SABER currently is developing several new diagnostic tools, including

These new tools are already being applied in pilot countries to provide assessments of classroom-level education service delivery, giving policymakers a detailed look at how education services are working in practice.


SABER Service Delivery (SABER SD)

SABER Service Delivery is an initiative to uncover bottlenecks that inhibit student learning in low- and middle-income countries. A school survey collects strategic information on the school inputs and processes that produce learning outcomes. The survey aims to capture how well polices are being implemented and practiced at the district and school level. As a global initiative, SABER Service Delivery survey provides data for the new global lead indicator on learning, making it easier to monitor the U.N. Sustainable Development Goal of achieving universal primary education. The Service Delivery tool has been piloted over the 2017 fiscal year and the completed tool will be available in the fiscal year 2018.

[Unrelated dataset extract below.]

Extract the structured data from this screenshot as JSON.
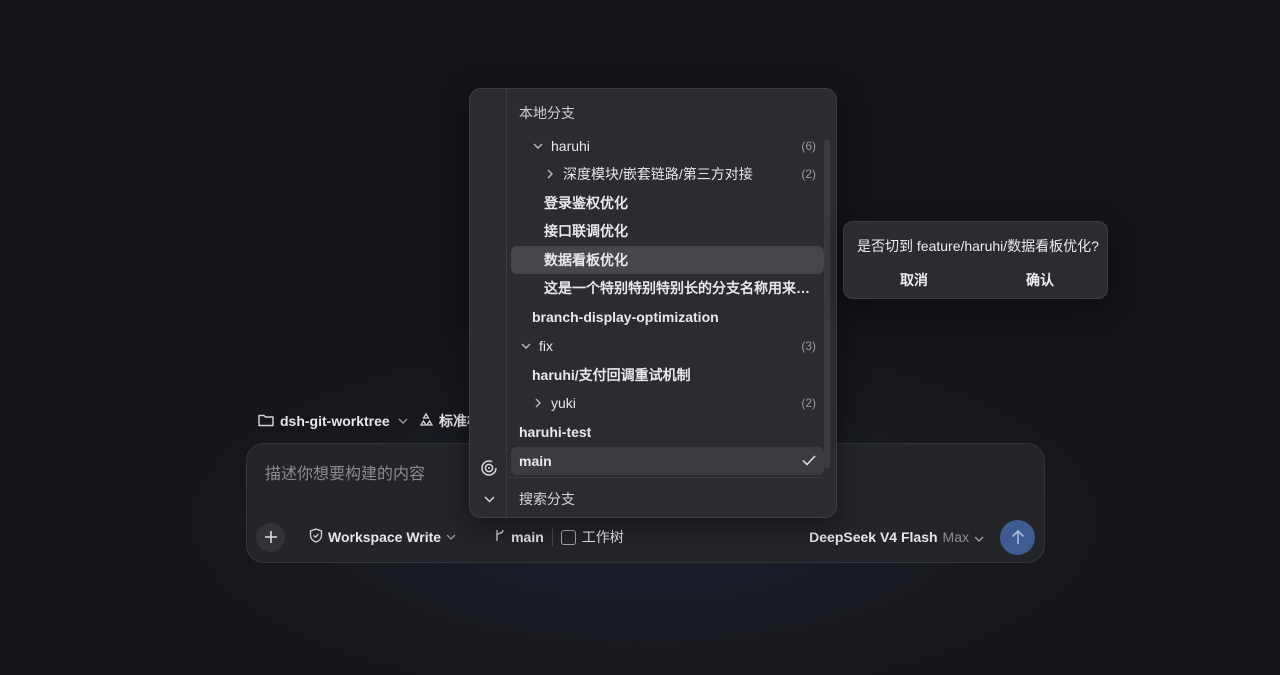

The Service Delivery tool is aligned to the latest education research on what matters for student learning and how to best measure it. Conceptually, it is an extension of the SABER framework, which aims to reveal the mechanisms through which inputs are transformed into outcomes. The SABER Service Delivery tool builds on the evidence base and captures policy implementation measures from the core SABER domains of Education Management Information Systems, Education Resilience, School Autonomy and Accountability, School Finance, Student Assessment, and Teachers. This information provides a diagnostic that assesses the functionality and state of a given education system and that is informed by recent research on classroom practices, school leadership and management practices, teacher pedagogical content knowledge, and the role of the home environment and parental involvement.

The SABER Service Delivery tool is designed to support operations initiatives geared at improving the quality of education service delivery and ultimately learning outcomes. SABER Service Delivery has informed operations in Pakistan’s Punjab province, Laos, and Afghanistan.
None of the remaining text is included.